軟骨魚綱カスザメ目カスザメ科カスザメ属カスザメ Squatina japonica の胎児(本種は卵胎生)

である。再掲すると、魚体が扁平でエイのように見えるが、立派な鮫で(鰓孔が体の側面にあることでサメ類と判る。エイ類は体の腹面に鰓孔を有する)、名に「ブカ(フカ)」がつくのは古名ながら、正しい。「かすざめ」とは「糟鮫」で、「ぼうずコンニャクの市場魚介図鑑」の「カスザメ」の「由来・語源」によれば、『東京での呼び名。価値のないカス(糟、粕)のようなサメの意味』とある。にしても、この画、丹洲にしては雑な感じがする。
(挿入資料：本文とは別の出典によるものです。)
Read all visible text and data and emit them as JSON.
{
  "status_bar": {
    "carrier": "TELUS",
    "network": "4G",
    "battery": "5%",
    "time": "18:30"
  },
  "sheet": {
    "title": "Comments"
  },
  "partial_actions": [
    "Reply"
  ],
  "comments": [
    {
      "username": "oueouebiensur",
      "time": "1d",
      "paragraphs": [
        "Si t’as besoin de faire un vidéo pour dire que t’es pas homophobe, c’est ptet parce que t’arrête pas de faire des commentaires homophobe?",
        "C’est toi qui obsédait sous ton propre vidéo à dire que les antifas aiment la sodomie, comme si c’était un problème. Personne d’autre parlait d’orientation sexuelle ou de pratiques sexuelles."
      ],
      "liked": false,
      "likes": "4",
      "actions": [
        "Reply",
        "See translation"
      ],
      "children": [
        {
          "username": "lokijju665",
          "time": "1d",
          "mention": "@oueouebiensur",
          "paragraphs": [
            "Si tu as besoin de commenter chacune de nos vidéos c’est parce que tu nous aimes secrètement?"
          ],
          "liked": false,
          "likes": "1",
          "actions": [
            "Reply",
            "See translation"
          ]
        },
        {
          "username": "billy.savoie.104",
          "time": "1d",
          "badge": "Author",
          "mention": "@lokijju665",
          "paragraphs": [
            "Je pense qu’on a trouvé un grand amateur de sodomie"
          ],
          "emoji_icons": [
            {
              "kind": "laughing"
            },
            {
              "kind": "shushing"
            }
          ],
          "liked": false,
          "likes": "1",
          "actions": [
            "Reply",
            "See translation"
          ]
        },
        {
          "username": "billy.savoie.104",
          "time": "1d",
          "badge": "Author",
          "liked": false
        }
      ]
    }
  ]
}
「ヨロイザメ」当時のカスザメの地方異名と採る。カスザメの皮は非常に硬く除去し難い。ウィキの「カスザメによれば、同種の『背面は中程度の大きさの皮歯に覆われ、頭部から尾までの正中線上には大きな棘の列が走』っており、『皮は鮫皮として、おろし金や刀剣の鞘としても用いられる』から「ヨロイ」(鎧)はまさにしっくりくるのである。実は標準和名で同名の軟骨魚綱ツノザメ目ヨロイザメ科ヨロイザメ属ヨロイザメ Dalatias licha がいるが、これは形状が全く異なる。

「袖ザメ」これも当時のカスザメの地方異名と採りたいカスザメは体は細いが、胸鰭・腹鰭は大きく広がっており、まさに「袖」のように見えるからである。]